There is a cost to using image textures, even in terms of GPU VRAM usage, but even it is difficult to quantify because it depends on the size of the image, the way it is UV mapped, and any in-shader manipulations applied to it.

The simplest procedural shaders are faster than using an image texture, so you can't say that image textures are always better. Moreover the cost of using any given texture in a procedural shader depends both on the implementation of the texture in Blender and how well it maps to the GPU. Brick textures are very fast and use very little VRAM. Noise textures are notoriously slow in Blender and can dramatically increase the time cost of the shader.

There is also a time / space tradeoff that varies. Some shader techniques use very little VRAM but consume relatively large amounts of time. Again, noise textures tend to be bad this way.

Finally, a lot has to do with the infamous "kernels" -- the bits of GPU code that blender generates as it builds the shader.
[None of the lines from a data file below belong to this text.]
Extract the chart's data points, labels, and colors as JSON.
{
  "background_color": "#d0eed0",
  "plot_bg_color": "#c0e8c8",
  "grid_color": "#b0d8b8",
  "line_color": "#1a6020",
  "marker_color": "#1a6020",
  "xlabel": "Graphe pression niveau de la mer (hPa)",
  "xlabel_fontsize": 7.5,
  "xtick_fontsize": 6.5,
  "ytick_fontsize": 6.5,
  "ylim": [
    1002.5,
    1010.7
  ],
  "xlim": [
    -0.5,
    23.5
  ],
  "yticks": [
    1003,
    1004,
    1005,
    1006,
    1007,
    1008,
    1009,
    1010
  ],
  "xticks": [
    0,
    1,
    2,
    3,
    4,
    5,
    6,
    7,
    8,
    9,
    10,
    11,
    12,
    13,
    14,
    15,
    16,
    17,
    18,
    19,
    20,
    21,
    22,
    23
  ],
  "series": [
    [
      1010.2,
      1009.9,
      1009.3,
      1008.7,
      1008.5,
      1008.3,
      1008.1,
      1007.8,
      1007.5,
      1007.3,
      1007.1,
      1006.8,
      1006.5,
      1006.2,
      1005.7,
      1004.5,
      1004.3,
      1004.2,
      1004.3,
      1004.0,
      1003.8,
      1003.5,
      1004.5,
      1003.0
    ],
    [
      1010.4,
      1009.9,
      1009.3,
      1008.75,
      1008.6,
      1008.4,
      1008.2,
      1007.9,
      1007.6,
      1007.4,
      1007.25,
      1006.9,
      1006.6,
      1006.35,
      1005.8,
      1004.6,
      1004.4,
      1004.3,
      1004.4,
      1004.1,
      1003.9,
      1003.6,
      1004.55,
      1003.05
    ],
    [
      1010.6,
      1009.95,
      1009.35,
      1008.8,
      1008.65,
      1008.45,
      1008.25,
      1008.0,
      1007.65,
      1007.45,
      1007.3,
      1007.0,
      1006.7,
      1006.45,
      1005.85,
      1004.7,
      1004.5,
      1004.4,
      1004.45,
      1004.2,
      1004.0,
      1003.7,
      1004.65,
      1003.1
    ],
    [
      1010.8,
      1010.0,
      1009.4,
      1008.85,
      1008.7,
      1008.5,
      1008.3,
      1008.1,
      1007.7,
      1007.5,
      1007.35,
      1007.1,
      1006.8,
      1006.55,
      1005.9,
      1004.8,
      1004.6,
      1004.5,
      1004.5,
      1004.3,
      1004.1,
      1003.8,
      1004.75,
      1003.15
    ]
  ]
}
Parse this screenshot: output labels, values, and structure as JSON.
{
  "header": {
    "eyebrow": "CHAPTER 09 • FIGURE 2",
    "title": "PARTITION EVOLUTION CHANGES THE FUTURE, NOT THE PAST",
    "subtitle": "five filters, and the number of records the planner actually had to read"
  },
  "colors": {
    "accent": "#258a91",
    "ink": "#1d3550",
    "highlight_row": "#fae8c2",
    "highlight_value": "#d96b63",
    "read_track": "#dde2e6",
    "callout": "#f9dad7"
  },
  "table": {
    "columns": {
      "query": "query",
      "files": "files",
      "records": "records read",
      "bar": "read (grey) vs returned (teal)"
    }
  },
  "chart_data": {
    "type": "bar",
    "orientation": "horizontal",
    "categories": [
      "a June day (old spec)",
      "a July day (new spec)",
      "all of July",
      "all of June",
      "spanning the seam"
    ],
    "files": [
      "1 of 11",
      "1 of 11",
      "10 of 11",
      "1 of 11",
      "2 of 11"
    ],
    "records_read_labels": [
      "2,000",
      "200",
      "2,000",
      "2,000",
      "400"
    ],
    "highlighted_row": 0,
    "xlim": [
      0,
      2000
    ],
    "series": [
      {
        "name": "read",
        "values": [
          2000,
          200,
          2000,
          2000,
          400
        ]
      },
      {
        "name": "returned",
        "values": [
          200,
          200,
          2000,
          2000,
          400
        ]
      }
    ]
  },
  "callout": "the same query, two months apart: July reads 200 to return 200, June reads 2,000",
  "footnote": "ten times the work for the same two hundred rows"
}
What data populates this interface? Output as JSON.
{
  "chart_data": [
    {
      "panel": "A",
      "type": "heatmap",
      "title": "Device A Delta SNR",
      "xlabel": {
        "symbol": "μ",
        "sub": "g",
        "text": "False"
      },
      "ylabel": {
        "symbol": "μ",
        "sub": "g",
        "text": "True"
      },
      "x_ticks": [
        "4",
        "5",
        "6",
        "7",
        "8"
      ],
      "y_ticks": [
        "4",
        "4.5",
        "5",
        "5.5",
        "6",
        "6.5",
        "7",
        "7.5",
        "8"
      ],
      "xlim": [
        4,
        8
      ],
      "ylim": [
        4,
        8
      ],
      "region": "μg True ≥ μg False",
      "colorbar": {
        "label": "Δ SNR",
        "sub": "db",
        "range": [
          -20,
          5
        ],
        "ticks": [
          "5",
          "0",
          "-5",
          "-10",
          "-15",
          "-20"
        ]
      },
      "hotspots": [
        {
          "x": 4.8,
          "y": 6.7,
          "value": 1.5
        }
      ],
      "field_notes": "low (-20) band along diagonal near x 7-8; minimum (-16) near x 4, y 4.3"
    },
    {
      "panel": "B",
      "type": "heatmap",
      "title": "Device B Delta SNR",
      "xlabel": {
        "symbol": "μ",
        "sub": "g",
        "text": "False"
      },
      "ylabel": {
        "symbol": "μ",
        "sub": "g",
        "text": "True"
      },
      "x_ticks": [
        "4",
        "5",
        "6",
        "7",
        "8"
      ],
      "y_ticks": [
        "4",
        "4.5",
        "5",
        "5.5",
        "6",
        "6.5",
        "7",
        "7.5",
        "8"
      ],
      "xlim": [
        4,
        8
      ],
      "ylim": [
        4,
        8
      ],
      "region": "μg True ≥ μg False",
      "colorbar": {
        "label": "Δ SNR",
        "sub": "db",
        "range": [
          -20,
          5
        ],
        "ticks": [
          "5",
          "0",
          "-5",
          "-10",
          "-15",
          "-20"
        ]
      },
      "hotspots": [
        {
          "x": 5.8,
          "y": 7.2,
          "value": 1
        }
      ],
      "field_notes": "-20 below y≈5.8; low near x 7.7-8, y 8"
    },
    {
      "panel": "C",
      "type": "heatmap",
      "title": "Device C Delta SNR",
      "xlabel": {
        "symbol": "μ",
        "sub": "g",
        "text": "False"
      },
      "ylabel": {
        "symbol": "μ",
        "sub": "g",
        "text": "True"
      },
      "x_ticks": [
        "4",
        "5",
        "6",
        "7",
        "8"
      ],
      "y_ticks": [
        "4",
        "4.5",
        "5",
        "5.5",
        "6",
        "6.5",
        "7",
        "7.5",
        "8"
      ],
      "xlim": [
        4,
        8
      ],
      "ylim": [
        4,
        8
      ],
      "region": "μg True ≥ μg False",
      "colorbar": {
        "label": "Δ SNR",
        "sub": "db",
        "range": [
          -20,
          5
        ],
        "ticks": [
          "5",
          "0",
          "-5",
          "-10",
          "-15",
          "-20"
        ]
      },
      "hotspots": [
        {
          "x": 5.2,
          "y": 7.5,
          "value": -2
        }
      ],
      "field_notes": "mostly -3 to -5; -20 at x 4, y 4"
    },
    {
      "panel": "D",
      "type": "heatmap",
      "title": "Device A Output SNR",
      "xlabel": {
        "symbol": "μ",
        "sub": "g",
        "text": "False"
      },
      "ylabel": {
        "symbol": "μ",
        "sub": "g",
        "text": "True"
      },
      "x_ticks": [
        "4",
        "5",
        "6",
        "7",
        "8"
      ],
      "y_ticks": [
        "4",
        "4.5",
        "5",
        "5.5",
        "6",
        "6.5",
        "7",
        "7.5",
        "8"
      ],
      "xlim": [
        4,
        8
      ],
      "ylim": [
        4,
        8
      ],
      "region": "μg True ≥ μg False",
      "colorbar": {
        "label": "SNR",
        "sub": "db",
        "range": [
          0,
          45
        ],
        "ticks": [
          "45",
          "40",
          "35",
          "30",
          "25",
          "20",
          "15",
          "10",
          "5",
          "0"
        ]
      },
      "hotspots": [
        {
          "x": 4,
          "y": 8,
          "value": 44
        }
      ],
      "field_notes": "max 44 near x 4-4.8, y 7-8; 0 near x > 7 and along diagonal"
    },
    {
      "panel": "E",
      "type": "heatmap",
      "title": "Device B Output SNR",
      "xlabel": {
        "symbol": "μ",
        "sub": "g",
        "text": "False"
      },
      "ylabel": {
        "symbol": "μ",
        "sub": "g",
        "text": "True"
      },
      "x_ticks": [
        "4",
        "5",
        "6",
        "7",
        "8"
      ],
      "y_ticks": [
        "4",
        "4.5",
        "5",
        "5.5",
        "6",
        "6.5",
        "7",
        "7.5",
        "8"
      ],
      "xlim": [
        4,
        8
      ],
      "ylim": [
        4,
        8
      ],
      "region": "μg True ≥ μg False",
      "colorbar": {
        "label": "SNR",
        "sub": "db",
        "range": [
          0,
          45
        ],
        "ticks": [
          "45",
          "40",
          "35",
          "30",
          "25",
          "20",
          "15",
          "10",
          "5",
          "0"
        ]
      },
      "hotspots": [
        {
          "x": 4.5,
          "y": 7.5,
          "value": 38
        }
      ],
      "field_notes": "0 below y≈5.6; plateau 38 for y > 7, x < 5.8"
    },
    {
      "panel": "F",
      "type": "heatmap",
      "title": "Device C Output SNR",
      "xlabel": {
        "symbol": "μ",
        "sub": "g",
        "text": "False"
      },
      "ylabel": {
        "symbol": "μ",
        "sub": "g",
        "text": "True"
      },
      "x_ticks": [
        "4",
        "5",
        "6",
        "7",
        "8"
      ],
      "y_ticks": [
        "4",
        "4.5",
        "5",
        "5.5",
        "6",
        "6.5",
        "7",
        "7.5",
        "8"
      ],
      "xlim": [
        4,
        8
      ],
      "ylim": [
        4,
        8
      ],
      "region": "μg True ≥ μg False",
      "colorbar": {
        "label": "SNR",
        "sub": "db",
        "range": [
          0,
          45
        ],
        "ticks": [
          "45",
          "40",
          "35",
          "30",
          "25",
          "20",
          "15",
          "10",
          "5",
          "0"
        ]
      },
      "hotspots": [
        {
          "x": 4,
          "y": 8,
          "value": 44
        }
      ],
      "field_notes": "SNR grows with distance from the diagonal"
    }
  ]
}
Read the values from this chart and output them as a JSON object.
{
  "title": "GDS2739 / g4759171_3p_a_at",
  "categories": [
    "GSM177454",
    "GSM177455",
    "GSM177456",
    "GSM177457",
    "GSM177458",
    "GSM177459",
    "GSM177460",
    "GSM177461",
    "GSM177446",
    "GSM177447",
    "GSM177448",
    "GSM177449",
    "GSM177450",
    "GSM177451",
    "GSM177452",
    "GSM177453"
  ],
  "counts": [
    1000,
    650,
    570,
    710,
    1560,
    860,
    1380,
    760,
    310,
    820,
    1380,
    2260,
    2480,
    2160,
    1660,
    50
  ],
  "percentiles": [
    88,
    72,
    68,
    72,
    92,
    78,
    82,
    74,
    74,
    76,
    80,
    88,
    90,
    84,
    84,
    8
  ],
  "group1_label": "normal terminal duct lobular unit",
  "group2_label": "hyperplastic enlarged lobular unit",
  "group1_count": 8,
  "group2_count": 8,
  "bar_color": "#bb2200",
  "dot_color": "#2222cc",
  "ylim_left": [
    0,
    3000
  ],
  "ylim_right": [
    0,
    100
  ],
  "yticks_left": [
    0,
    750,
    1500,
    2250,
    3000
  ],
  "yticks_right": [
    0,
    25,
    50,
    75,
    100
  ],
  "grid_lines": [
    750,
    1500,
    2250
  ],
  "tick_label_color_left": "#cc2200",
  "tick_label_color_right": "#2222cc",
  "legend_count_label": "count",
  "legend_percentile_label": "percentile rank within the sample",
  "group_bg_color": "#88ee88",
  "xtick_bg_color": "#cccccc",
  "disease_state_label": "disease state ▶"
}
Some GPUs are easier to build high performance kernels for, so the same texture might have very different costs on GPUs from two different families.

So, in the final analysis, all you can do is try it both ways, compare the render times, and decide which approach works best for you.

But that leads to a question your question implies but doesn't ask: what is the workflow cost. Image based materials have very little workflow impact. Set up the material, make a few adjustments and you're done. Procedural materials may take much more time to develop and you do have the time cost of baking the material to consider.